Defending Pepper Spray Use
An Interview with Attorney Penny Dean
Two winters ago, in a large northeastern city, a Network member was shoved against a wall and choked. Although licensed to carry a concealed firearm, our member had a canister of oleoresin capsaicin, pepper spray, which was used to break free of the attacker. Any use of force in self defense needs to be reported to law enforcement. Our member rightly called 9-1-1 and as a result, the man who attacked our member was taken to an emergency room complaining of burning eyes and blurred vision, while our member was arrested and taken to jail.
Our member was released later that day. The following day, our member called Network President Marty Hayes for help before an arraignment scheduled on a Monday, two days later. Reaching out to one of the very best in that region, Hayes immediately telephoned attorney Penny Dean, who, although it was the weekend, contacted our Network member to see what she could do to help. Licensed to practice law in a number of states, Attorney Dean’s law firm is located in New Hampshire, not the state in which the incident occurred, but she agreed to travel to the member’s location.
We turn now to Attorney Dean in a discussion intended to help Network members understand why vigorous legal representation–even after using pepper spray–is so very essential. At our member’s request, we must carefully shield details that might lead to identification. This is sensible, owing to concerns about reprisals, the potential of civil litigation and adverse affects on employment. Thus, Penny Dean’s efforts in this case, will tell the story.
eJournal: First, Penny, let me thank you sincerely for offering your valuable time to help Network members understand what you did in this case and telling us why expert legal representation was essential to keeping our member from being punished for steps taken to avoid being choked into unconsciousness. What happened after Marty called to ask if you could assist our member?
Dean: I called the client and we spent 11-12 hours on the phone over two days prepping for Monday’s hearing. Arraignment and bail determination or redetermination can be real death traps. The client had to send me a biographical life history, literally a résumé, and lots of other documents.
eJournal: Did our member have that kind of documentation ready for you? I ask, because I doubt I would have!
Dean: No, the member had an older résumé that we were able to polish up, but no personal family history. 99% of people don’t have those, so we got that done.
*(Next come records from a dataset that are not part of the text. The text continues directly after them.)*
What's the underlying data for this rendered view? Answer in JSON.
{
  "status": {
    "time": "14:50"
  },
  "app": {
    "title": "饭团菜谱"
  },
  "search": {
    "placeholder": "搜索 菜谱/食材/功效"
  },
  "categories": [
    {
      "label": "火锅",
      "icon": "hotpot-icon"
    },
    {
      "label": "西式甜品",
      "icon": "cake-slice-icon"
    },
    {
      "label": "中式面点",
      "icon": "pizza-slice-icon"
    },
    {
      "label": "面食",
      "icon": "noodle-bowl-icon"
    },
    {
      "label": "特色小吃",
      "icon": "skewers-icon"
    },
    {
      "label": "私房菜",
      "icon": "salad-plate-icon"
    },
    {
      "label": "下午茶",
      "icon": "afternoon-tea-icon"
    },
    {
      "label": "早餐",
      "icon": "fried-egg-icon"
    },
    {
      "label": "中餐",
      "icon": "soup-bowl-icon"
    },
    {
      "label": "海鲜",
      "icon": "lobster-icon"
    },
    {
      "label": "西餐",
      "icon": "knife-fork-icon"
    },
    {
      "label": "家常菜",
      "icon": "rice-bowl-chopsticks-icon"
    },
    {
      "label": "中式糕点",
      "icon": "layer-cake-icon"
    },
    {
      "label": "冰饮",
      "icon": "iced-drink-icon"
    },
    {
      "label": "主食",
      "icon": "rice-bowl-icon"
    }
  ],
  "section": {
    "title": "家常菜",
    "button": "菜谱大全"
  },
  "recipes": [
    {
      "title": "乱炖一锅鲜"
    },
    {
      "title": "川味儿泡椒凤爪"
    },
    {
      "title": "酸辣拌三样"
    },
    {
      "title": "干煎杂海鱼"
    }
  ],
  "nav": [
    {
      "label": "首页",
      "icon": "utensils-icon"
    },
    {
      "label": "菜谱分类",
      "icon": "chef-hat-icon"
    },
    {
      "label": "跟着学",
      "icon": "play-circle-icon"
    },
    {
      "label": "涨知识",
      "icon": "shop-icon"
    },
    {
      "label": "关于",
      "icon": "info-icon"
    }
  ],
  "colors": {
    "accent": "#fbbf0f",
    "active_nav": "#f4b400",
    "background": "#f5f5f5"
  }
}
Then on Monday, when I went to the arraignment, there was a huge blizzard. Mine was almost the only vehicle on the road and my travel time was literally double the normal commute.
eJournal: The statutes cited in charging our member were very broad. I’m hoping you can give us some insight into the accusations and maybe explain the rationale behind them, because I had trouble correlating the member’s actions with the charges.
Dean: Here’s what the complaint says: “Did on [date], by means of a dangerous weapon, Mace®, assault and beat [name] in violation of [specific statute number and section]” Then they give the penalty and that is very helpful: “State prison not more than ten years, or house of corrections, not more than two and a half years, or not more than a $5,000 fine or both such fine and imprisonment. District Court has final jurisdiction under [state code].” That is count one.
The member was charged with two counts. The second was “assault and battery [cites chapter, section, and subparagraph], on [date], did assault and beat [name] (arm was grabbed). Penalty, house of corrections not more than two and a half years or more than a thousand dollar fine.” That means you can get sentenced to two and a half years and you will lose your Federal gun rights for putting your hands on other people. Many people do not think a state law misdemeanor can cause you to lose your firearm rights. It can. Any crime for which you could have received more than two years’ imprisonment will cost you your firearms rights even if you never serve a day.
So our client was potentially facing a total of 12½ years. Most people would consider that a long period of time, especially as you have asked, “For pepper spraying someone?” When I tell my clients, “Know before you go,” I mean if you do not know the consequences of your actions on every stupid little thing, do not do those actions. Do not do them because the consequences can be much, much, much more severe than you ever imagined in your wildest nightmares. You must decide if you want to pay that price. That is a decision for each person to make.
eJournal: Fortunately, our member had extensive training and background and knew the local laws. While cornered and unable to escape, that knowledge no doubt led to timely use of the pepper spray before the member was choked into unconsciousness.
Dean: I teach the legal part of many firearms classes, and after I’ve scared the students until some say they just won’t carry a gun, one of my favorite instructors always asks me, “Knowing all these scary things, is it worth carrying a gun?” And I always say, “It is absolutely worth it, but you have got to think about this whenever you decide to clear leather.” Then I add, a fight avoided is a fight won. No matter how bad the other jerk is, sometimes winning is walking away and getting the heck out of there! Listen, you’ve got to ask yourself, “Is it worth it?”
eJournal: Well, like I said, our member was out of options. I’m left wondering how could the law consider defensive use of a chemical deterrent assault and battery?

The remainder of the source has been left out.